I mean, I literally went to Cochrane Reviews, one of the best-respected sources for massive meta-analyses, and I just input the keywords “weight loss” and “exercise,” and I’m tooling through the results. Every one of the damn things shows that we do not have high-quality research indicating that exercise leads to weight loss. So no. I’m right, and you need to adjust your worldview–ask yourself, if not for weight loss, then why? Re-read those sources: exercise improved muscle density, insulin sensitivity, and cholesterol. It’s good for your blood vessels, it’s good for your strength, it’s good for your brain.
But it won’t make you thin. Maybe two pounds, maybe five, but that’s about it. If you’re looking at short-term, like a year, sure, you can lose weight–but the effort will almost always result in your body going “oh shit, we’re living in a famine” and you will regain it, and now, with your body at a new set-point, losing it will be harder. Regaining will be easier. Welcome to the life-destroying yo-yo.
#then what the fuck are we supposed to do?
Exercise and eat lots of fruits and vegetables and whole grains because those things will keep you healthier longer, regardless of how much you weigh, and pick up your pick-axe in the ongoing horribly slow and frustrating fight of chipping away at the idea that being fat is a bad thing that means you’re a bad person. I recommend the book Fat Talk for a good place to start.
Regular exercise helps your general health. Builds muscle. Reduces your heart rate. Keeps your body generally fit and flexible. Often, reduces stress because it gives you time to focus on something other than whatever was stressing you.
Eating good veggies helps digestion, your skin health, emotional balance, and has plenty of other benefits.

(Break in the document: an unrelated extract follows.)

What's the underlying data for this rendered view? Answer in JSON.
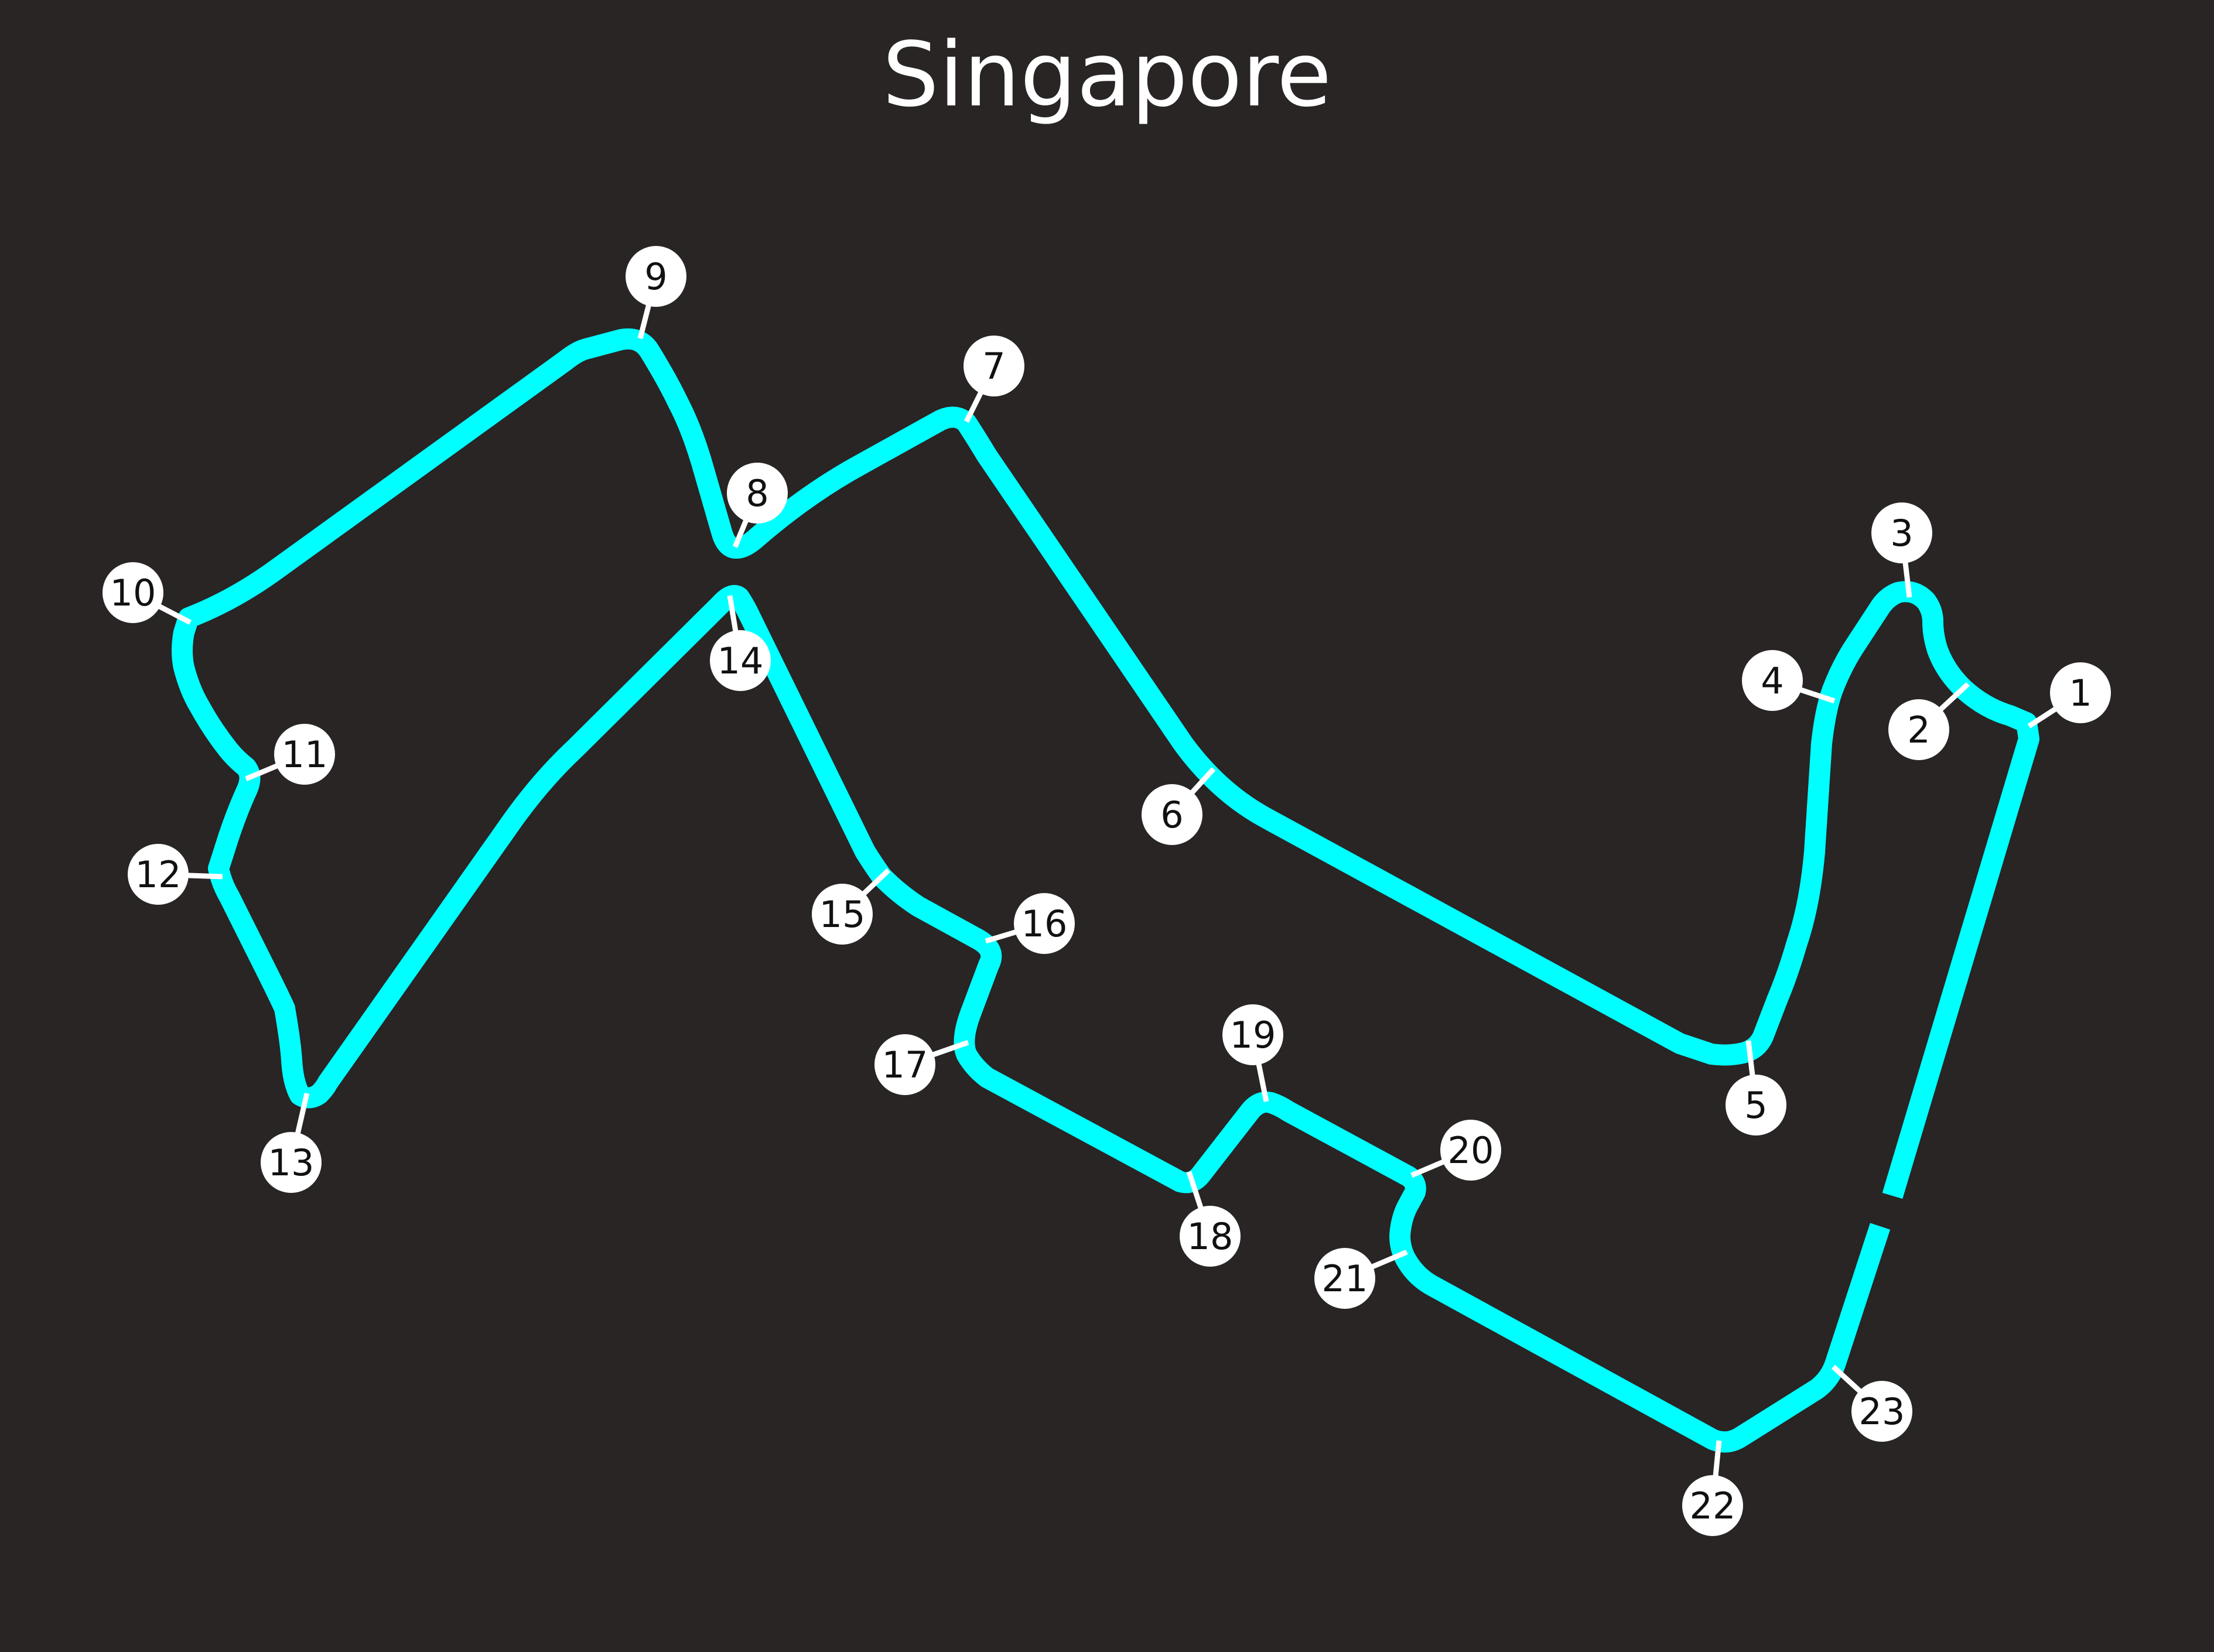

Exercise and eating green leafy vegetables have very minimal effects on weight. The biggest effects are on people who gained weight because of a debilitating condition - exercise and diet can help them get back to the shape that’s their body’s natural condition with their normal metabolism. Usually not quite to where they were before - bodies try very hard to hold on to mass after illness or injuries - but bodies also want to find their normal equilibrium.
Exercise will not turn a fat person into a skinny person. It has plenty of health benefits; “being skinny” is not a health benefit.
Repeat: “Being skinny” is not an indicator of health.